Published in final edited form as: Angew Chem Int Ed Engl. 2014 Jun 2;53(28):7183–7187. doi: 10.1002/anie.201402691

Figure 1.

Figure 1

SCS design and mechanisms for SCS cleavage and DNAzyme displacement. a) Design of a structured chimeric substrate (SCS) to enable signaling between DNAzymes. The SCS consists of an outer stem and loop, which make up the upstream DNAzyme binding domain (red), and an inner stem and loop, which sequester a downstream activator sequence (blue and black). The cleavage site is located towards the inner end of the outer stem. The grey cage sequence is chosen to fold into the desired structure, producing a topological constraint on the downstream reaction kinetics that is undone when the SCS is cleaved by the upstream DNAzyme. b) Mechanism of cleavage of the SCS by an upstream DNAzyme (Dz). The upstream DNAzyme binds to the outer stem and loop by toehold-mediated strand displacement. The cleavage reaction produces a waste strand and an activator strand (Act). In the activator structure, the outer loop has been released from the topological constraint previously imposed by the outer stem, making the downstream toehold in the outer loop available to bind with a downstream circuit element. c) DNAzyme displacement reaction mechanism.

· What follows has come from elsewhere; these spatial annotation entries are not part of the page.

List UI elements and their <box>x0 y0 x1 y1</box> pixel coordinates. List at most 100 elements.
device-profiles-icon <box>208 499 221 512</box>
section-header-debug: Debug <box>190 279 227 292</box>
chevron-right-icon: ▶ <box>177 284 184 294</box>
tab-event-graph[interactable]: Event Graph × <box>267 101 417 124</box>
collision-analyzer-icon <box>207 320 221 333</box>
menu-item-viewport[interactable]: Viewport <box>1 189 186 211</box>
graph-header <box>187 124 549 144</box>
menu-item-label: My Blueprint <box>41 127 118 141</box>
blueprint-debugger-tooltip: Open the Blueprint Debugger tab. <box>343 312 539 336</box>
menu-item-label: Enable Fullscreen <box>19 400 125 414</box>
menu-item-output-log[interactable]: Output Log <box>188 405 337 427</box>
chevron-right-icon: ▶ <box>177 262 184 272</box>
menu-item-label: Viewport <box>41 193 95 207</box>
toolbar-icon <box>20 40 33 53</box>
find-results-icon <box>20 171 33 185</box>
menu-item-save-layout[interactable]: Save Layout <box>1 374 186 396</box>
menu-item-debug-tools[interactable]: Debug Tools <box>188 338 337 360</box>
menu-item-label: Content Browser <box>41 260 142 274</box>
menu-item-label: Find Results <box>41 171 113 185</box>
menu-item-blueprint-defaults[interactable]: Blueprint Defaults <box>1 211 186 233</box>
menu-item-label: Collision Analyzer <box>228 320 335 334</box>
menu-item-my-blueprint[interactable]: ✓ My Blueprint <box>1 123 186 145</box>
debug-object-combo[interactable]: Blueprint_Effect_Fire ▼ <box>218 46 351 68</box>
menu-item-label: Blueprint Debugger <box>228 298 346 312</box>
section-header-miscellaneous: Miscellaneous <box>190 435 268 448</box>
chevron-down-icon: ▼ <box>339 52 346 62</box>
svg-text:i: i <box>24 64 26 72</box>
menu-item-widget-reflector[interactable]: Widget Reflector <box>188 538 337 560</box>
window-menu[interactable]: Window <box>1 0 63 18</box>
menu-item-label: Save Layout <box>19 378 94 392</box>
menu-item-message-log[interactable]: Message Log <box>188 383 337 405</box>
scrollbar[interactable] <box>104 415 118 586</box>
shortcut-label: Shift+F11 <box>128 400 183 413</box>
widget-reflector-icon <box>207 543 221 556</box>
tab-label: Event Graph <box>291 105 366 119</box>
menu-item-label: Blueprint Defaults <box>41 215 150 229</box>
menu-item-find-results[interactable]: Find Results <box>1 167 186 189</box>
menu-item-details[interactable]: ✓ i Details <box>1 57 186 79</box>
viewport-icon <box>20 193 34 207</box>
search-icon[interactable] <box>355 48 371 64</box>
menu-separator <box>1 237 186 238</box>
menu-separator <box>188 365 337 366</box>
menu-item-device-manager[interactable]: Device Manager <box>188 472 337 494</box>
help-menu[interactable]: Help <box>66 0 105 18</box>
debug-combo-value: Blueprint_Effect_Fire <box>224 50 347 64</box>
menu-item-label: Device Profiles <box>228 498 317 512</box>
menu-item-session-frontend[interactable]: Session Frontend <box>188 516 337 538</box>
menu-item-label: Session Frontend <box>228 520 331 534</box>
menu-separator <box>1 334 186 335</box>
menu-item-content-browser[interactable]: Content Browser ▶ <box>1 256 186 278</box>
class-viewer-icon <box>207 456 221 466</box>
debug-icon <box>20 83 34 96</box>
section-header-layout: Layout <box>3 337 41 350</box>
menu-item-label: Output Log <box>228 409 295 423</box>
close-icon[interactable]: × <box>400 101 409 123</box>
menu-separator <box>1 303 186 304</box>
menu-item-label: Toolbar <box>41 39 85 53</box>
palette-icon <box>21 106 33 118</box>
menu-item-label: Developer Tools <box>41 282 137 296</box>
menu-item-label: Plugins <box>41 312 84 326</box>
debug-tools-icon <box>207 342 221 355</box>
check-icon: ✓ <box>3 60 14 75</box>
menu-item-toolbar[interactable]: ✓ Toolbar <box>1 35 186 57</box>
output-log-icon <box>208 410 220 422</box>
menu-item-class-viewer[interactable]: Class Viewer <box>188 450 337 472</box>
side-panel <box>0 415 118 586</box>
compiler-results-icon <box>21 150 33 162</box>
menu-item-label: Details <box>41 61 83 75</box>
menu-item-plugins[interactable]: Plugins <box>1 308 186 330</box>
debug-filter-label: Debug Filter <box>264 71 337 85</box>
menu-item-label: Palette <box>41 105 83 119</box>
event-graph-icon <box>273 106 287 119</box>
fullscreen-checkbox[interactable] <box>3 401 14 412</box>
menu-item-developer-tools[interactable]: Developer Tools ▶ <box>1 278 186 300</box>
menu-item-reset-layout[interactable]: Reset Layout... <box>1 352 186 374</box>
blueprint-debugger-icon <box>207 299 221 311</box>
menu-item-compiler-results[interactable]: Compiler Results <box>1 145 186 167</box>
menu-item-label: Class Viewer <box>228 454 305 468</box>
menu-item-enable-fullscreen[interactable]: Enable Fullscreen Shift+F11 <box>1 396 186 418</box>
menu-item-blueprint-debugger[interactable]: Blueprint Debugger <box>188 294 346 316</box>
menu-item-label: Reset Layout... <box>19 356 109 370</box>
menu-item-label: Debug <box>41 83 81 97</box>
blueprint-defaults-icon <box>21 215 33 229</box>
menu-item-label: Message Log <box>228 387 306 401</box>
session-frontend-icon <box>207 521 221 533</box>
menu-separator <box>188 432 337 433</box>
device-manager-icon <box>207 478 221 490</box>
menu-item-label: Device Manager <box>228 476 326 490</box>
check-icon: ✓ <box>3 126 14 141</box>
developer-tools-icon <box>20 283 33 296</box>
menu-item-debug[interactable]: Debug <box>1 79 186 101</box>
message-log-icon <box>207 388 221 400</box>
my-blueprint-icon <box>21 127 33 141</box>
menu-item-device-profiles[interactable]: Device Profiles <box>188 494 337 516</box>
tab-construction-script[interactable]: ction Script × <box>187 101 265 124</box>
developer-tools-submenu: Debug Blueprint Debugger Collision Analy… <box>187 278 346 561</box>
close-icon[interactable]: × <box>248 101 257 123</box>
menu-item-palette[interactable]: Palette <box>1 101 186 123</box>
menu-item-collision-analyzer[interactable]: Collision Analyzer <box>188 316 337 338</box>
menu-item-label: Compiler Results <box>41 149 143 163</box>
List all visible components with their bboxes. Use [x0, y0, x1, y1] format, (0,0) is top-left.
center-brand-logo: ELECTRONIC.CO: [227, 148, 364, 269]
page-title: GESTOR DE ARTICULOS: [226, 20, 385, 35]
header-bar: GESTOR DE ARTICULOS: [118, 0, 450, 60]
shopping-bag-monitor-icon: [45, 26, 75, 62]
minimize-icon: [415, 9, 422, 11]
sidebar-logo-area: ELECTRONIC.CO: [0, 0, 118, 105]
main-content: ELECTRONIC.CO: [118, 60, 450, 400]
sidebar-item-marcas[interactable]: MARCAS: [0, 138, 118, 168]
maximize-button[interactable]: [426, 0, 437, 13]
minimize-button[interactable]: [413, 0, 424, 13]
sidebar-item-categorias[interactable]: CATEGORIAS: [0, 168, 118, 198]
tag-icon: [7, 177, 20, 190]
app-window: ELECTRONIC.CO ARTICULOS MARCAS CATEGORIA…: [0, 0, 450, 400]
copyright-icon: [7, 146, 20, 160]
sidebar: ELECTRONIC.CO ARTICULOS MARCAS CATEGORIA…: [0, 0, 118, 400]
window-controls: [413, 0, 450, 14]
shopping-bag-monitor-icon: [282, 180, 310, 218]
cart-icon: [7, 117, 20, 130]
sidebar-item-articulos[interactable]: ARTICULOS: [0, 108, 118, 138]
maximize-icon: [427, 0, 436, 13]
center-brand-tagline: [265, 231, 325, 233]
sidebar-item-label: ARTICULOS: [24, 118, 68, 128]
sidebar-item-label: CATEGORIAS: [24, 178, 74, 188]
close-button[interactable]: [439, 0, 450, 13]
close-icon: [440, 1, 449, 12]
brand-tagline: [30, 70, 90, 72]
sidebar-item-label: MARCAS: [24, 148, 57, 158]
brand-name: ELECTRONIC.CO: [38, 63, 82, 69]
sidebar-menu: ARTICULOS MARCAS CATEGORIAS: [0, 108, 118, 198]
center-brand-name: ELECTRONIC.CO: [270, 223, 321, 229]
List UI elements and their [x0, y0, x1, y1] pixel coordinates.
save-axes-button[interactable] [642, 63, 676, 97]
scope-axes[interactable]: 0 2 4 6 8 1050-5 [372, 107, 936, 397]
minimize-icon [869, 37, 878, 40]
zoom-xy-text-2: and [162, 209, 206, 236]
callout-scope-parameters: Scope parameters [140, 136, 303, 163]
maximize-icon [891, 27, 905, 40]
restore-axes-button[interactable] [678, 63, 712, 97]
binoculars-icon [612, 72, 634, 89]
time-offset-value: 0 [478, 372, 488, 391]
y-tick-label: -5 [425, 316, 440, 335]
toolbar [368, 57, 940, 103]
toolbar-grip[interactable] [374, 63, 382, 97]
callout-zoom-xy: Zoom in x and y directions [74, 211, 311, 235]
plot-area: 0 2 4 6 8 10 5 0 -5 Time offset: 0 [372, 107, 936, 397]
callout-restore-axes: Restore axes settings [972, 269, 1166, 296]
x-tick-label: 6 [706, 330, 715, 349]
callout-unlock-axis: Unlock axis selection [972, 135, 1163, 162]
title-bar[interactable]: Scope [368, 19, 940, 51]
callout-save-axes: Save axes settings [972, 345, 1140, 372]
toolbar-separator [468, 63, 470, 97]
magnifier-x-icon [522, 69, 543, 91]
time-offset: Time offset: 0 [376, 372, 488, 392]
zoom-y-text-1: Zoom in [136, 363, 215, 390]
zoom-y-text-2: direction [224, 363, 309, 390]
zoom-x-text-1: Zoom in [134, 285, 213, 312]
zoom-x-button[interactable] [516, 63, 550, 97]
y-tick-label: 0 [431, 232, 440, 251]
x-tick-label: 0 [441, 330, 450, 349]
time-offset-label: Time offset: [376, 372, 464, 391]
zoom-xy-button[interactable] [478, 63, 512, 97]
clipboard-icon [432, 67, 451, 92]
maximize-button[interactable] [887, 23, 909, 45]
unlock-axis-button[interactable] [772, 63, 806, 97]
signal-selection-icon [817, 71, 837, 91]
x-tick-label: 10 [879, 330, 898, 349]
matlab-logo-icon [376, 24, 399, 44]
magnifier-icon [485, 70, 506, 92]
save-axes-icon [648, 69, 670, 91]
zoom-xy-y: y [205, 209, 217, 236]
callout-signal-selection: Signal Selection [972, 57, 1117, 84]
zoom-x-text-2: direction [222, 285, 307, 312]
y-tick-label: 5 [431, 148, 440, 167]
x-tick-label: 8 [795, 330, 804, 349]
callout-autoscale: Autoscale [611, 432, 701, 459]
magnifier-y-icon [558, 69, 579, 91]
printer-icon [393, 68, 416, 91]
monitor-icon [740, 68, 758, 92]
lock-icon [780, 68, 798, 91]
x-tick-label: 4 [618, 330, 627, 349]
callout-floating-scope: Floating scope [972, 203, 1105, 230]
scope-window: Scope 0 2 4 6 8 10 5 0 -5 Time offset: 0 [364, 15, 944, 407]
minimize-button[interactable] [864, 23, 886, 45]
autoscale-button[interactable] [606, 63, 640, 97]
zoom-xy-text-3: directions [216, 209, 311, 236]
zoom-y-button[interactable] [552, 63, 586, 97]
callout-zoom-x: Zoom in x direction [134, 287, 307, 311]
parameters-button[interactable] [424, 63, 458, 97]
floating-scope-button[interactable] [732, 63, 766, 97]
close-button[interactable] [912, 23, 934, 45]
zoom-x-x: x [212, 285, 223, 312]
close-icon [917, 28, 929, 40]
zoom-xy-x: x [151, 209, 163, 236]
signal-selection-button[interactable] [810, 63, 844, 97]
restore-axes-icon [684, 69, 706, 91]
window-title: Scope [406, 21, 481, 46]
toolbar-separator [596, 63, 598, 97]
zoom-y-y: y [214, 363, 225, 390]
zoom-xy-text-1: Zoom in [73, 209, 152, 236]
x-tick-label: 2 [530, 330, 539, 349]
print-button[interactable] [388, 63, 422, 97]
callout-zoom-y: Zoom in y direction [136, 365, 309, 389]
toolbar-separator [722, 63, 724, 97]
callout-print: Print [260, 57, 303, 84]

The catalytic activity of the downstream DNAzyme strand (Dz2) is inhibited by hybridization to a partially complementary inhibitor strand (Inh) with a short overhanging toehold. Activation is by a toehold-mediated strand displacement reaction: an input strand (Act) binds to the complex (Dz2-Inh) via the toehold. The input initiates a branch-migration reaction that eventually displaces a catalytically active downstream DNAzyme strand (Dz2), leaving an inert waste complex (Act-Inh). The DNAzyme strand then folds into a catalytically active conformation and proceeds to bind to substrate molecules (S) and cleave them, producing shorter cleavage products (P1 and P2). The cleavage reaction causes separation of the fluorophore-quencher pair attached to the two ends of the substrate, observed as an increase in bulk fluorescence due to loss of FRET.